D’autres mauvais traitements policiers ont été signalés à Caklov, le 25
février 2004, après l’arrivée de policiers qui voulaient arrêter plusieurs
femmes soupçonnées d’avoir volé de la nourriture en ville, dans un magasin
d’État. Les policiers auraient poursuivi les suspectes en brandissant leurs
matraques de manière menaçante. Un policier aurait frappé à la tête G.G.,
âgé de trois ans. Le petit garçon a reçu par la suite des soins médicaux, et
le policier impliqué est retourné au campement pour s’excuser de son
comportement auprès de la famille. Vingt-trois femmes et deux hommes ont été
arrêtés le 25 février, et 14 autres femmes le lendemain. Au cours de ces
arrestations, certains policiers auraient traité les suspectes de « putain
 », « sale Tzigane », et autres injures racistes. Des proches se seraient vu
refuser des renseignements sur le lieu de détention des femmes et des hommes
arrêtés. Le 26 février, un représentant du Centre européen du droit des Roms
a accompagné un homme dont la femme avait été arrêtée, mais le directeur de
la police judiciaire de Vranov nad Topl’ou a refusé de les renseigner sur
l’endroit où elle se trouvait.
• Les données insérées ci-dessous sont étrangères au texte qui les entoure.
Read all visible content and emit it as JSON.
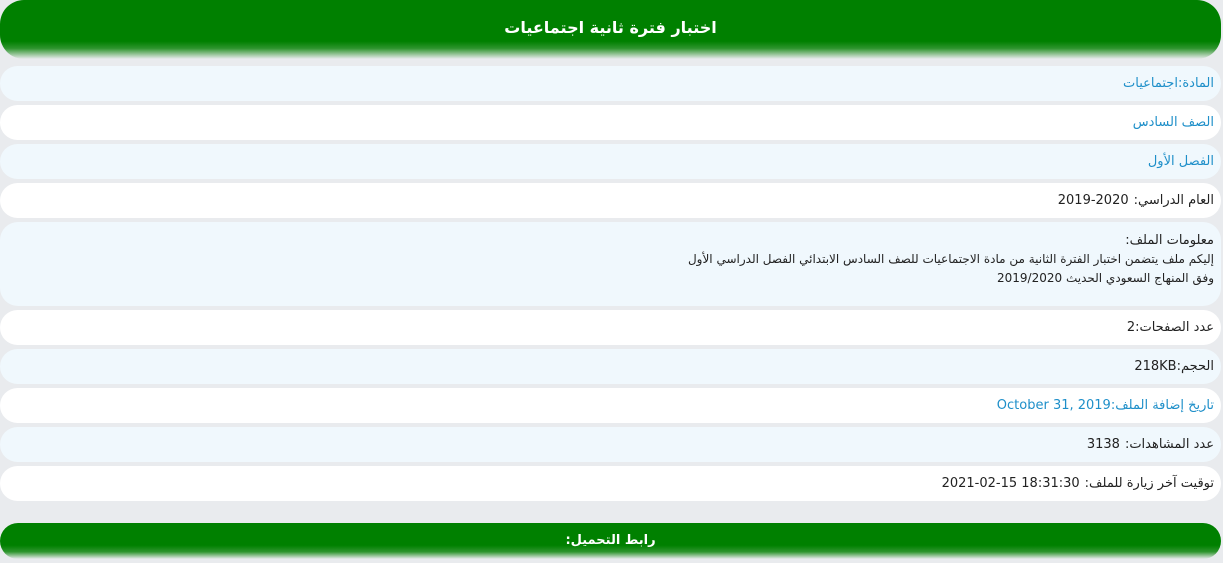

Après une audience au tribunal, le 27
février, les détenus emmenés du tribunal dans un car ont réussi à indiquer à
leurs proches, au moyen de papiers placés aux vitres, qu’ils se trouvaient à
Levoca.

Pour Amnesty International, les mauvais traitements qui auraient été
infligés aux Roms à Trebi‰ov et Caklov constitueraient des violations de
l’article 7 du Pacte international relatif aux droits civils et politiques,
et de l’article 3 de la Convention européenne de sauvegarde des droits de
l’homme et des libertés fondamentales. Ces articles stipulent que nul ne
sera soumis à la torture ou à des peines ou traitements cruels, inhumains ou
dégradants.

En tant qu’État partie à la Convention contre la torture, la République
slovaque doit ouvrir une enquête diligente et impartiale chaque fois qu’une
personne fait état d’un recours à la torture ou autre mauvais traitement, ou
même si aucune plainte n’a été déposée, s’il existe des raisons suffisantes
de penser que de tels mauvais traitements ont eu lieu. Amnesty International
a demandé au gouvernement slovaque d’ouvrir promptement une enquête
approfondie, indépendante et impartiale concernant les allégations de
mauvais traitements de membres de la communauté rom à Trebi‰ov et Caklov,
d’en rendre les conclusions publiques et de traduire en justice toute
personne reconnue responsable de violations des droits humains.

En ce qui concerne le respect des droits des détenus, Amnesty International
a rappelé au gouvernement les recommandations du Comité européen de
prévention de la torture, qui ne semblent pas avoir encore été pleinement
mises en œuvre. Dans son rapport sur sa visite d’octobre 2000 en Slovaquie,
le Comité a noté des insuffisances dans l’application des garanties contre
la torture et les mauvais traitements, en particulier pour la notification
de la garde à vue et l’accès à un avocat et à un médecin. Le Comité a
notamment réitéré au gouvernement slovaque ses recommandations : les droits
de se voir notifier sa garde à vue et d’avoir accès à un avocat doivent être
mis en œuvre dès le début de la garde à vue, sans attendre l’interrogatoire
officiel d’un enquêteur. En outre, les détenus ne doivent pas se voir
imposer le choix entre informer soit un parent soit un avocat de leur
situation. Dans de nombreux cas, tous deux doivent être informés, afin
d’assurer une protection adéquate contre les mauvais traitements. Le Comité
a également recommandé que le droit des détenus à être assisté d’un avocat
au cours de leur interrogatoire soit expressément étendu à tous les
interrogatoires/entretiens menés par des policiers.